Турог вынимал из кожаных мешков и раскладывал сапоги из красного и зеленого сафьяна, расшитые узорчато, развертывал перед купцом собольи и горностаевые шубы, шкурки черных бобров и лис, развязывал тряпицы с драгоценностями, открывал хитростно вырезанные из кости ларцы с браслетами них золотая узорная чеканка знаменитых новгородских искусников. Все расхваливал безудержно: обмануть иноземца — лучшее дело батура, бог Кам порадуется...
Галай не спеша рассматривал каждую вещь и отбирал то, что ему обещало наживу. Дела его шли удачно. Он выгодно выменял пленников у Беглюка на отрезы дорогих тканей, и хан остался доволен, даже согласился с купцом, что торговля — занятие, достойное великих мира, хотя военная добыча все же несравненно заманчивее. Хан пригласил купца остаться в становище, жениться, пока он здесь, на половчанке и вести торговые дела. Купец уклонился от прямого ответа. Тогда Беглюк посоветовал ему погостить до осени и обещал давать Проводников для каждого каравана, идущего в путь к морю и обратно с новыми товарами. Выгода была явная, и Галай согласился.
Князь Асап сидел на подушке в стороне от них, следил за медленными и важными движениями купца. Рука у князя была на перевязи, он морщился и ворчал:
— Этот певун чуть не перерезал мне жилы. На что бы я тогда был годен?! Сидеть у костра, видеть, как батуры собираются в поход, и чувствовать, что напрасно клокочет кровь?
— Был бы караульным у старушек! — проговорил Турог.— Но кто мог подумать, что проклятый урусит так завидно владеет мечом?
Купец оторвался от беличьей шубки, приоткрыл заплывшие глаза и сказал:
— Я хотел и его выменять у хана, но хан сказал, что любит небывалое и сам хочет приручить русича.
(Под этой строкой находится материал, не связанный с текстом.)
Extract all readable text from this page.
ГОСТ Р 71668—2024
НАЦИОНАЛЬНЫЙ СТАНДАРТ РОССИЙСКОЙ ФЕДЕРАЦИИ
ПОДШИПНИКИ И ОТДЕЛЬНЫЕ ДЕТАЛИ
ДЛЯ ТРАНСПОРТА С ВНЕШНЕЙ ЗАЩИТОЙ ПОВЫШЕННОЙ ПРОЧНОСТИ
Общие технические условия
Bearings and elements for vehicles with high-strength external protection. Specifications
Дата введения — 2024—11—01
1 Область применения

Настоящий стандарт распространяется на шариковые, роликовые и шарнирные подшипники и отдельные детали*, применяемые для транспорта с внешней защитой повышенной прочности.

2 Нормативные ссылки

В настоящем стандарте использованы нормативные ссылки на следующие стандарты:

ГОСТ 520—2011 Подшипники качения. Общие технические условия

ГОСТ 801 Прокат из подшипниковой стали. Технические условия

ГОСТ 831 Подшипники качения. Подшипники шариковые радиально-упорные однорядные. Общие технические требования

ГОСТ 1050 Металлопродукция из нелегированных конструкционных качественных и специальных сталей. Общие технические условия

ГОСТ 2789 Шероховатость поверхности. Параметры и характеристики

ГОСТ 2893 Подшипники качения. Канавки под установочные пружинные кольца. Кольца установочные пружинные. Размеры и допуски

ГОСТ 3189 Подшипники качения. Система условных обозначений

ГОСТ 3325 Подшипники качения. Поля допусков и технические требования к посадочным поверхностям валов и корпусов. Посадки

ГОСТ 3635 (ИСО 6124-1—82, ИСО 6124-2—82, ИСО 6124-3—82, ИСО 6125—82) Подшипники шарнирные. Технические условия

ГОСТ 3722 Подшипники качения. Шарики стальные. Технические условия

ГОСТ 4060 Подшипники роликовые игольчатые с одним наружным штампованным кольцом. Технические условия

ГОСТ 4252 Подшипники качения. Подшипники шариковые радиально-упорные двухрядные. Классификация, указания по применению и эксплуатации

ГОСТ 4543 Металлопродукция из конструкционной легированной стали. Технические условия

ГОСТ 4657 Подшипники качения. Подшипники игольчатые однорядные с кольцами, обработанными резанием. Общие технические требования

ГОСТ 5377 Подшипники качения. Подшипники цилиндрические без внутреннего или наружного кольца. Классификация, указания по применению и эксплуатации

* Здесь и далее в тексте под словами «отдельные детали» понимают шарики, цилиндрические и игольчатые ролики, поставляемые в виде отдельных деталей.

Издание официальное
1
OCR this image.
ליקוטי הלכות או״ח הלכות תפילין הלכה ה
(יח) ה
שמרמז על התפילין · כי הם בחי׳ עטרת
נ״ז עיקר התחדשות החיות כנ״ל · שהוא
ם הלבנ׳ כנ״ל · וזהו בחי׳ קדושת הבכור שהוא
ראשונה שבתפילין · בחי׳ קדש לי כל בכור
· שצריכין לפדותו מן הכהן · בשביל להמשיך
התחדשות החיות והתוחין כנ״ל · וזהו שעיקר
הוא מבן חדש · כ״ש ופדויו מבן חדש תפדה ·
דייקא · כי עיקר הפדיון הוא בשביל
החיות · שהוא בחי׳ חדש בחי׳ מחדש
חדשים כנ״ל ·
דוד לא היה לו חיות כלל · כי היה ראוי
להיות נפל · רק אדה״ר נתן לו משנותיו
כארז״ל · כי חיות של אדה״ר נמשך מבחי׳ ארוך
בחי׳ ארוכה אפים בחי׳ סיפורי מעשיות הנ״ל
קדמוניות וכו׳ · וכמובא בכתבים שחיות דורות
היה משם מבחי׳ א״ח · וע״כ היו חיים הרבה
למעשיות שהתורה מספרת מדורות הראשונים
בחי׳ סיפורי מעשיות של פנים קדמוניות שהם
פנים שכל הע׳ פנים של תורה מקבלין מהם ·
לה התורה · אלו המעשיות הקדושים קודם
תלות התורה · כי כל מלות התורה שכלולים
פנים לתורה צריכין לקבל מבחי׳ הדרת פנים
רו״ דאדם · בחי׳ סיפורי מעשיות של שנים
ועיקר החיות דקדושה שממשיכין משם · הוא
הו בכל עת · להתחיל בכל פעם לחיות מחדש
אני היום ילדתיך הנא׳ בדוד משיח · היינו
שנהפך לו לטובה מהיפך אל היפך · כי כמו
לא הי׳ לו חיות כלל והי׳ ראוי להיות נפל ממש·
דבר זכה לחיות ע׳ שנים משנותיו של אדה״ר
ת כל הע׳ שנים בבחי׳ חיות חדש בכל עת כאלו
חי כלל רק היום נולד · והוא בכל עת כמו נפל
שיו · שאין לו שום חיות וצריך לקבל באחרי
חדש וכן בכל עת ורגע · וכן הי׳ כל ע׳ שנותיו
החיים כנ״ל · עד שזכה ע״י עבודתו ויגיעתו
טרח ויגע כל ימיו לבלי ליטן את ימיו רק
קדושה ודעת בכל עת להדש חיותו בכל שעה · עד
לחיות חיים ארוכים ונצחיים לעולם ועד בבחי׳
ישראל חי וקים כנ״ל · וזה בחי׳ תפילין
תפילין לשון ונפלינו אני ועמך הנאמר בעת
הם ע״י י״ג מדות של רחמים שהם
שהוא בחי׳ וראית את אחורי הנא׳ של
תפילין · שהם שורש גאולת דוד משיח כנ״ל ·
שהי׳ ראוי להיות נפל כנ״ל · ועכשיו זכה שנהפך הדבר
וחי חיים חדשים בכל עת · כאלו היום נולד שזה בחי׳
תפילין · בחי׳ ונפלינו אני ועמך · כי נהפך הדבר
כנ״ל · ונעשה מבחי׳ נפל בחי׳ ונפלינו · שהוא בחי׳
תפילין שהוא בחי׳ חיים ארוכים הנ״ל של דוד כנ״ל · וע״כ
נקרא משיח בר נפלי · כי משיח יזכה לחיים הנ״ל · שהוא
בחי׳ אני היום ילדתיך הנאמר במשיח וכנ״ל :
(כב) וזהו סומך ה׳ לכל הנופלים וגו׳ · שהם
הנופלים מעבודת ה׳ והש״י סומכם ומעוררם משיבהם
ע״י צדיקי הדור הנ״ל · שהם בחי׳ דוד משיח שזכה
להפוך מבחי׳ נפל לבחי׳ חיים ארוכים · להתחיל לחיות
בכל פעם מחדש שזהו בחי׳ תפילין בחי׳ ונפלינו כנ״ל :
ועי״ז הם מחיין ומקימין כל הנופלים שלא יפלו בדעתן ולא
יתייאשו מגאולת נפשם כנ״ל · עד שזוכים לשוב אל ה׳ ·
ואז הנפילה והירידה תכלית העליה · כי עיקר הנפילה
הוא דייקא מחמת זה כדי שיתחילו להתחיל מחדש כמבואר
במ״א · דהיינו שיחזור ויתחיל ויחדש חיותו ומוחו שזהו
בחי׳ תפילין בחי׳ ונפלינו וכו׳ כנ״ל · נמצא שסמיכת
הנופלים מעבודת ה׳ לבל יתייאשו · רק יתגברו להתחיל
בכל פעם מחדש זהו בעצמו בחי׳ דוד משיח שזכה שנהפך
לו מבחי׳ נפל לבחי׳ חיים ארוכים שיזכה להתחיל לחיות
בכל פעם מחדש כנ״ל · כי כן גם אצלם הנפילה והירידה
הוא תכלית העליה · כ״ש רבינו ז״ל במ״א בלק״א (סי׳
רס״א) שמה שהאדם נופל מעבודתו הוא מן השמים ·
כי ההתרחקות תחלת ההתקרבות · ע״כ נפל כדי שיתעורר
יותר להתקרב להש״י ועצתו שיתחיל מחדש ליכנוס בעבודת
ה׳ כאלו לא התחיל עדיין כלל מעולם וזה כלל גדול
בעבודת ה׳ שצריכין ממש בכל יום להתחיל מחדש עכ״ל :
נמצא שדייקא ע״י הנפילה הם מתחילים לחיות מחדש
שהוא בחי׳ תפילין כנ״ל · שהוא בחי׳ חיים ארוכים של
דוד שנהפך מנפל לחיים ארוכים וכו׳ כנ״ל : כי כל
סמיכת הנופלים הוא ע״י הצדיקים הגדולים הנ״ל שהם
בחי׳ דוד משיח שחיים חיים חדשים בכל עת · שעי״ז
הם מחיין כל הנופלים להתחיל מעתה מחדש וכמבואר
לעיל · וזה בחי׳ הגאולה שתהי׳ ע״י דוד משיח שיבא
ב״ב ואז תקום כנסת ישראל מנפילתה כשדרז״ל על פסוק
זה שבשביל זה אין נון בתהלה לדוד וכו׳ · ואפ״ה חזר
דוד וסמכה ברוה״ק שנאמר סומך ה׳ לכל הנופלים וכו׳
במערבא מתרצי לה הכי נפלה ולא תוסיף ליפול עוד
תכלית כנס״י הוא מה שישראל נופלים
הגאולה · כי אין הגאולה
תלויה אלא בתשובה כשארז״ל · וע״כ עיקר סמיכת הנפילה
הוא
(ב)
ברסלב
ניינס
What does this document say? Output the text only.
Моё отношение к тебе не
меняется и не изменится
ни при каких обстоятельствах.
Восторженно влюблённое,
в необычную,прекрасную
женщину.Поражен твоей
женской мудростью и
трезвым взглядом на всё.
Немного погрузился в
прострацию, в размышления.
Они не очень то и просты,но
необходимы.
Он забыл, что сокола не заставишь плавать.
Турог усмехнулся и, нагнувшись к брату, шепнул:
— А не продать ли бойкого гусляра этому жирному сурку? Он хвалит его, он даст много добра. Ведь урусит — твой пленник!
Асап от удовольствия щелкнул языком, прищурился.
— Моя добыча! — воскликнул он, ударив себя в грудь и добавил: — Хотя и Кащеря помог.
— Возьмем певуна ночью, так что никто не услышит, — продолжал нашептывать Турог. — Все будут думать, что урусит сбежал.
— Мы отберем у хана мой подарок?
— Так и нужно. Хан жаден, как и все старики. Он даже не дал тебе ничего за этого певуна-русита... Одарил куском мяса! Ха! Награда!.. Э-э, что тебе хан! Их теперь столько развелось в Дешт-и-Кыпчак — степи не хватает! Уже и говорят на разных языках — не поймешь, о чем речь ведут, какому богу молятся. Разброд пошел. А старый хан не вечен. Тогда мы, тайные батуры Смерти, выберем тебя властелином всей Дешт-и-Кыпчак. Ведь был же когда-то единый хан кипчаков? Перед ним трепетала Византия и все люди закатных стран. И ты будешь таким всесильным ханом, с тобой мы завоюем все Резанское княжество. А там и все земли, до самого крайнего конца, где начинается вода.
Асап усмехнулся: еще не пришел черед, хан еще силен! Пристально посмотрел на купца и сказал:
— Султаны за морем любят потешников. Там ты променяешь гусляра на золото?
— Я подарю его самому императору.
— И тот осыплет тебя милостями? Будешь придворным купцом? А что я получу от тебя?
— Достойное князя! Ты — батур из батуров, получишь желтый оксамит — рытый бархат. Он светится, как солнце, из него шьют себе платье и наши цесари. Это будет достойно князя Асапа Непобедимого.
— А мне? — вмешался Турог. — Человек не ходит на одной ноге.
— Пусть будет так! — решил Асап. — У головы два глаза — куда смотрит один, туда и другой.
— Русич должен быть невредим, — предупредил Галай.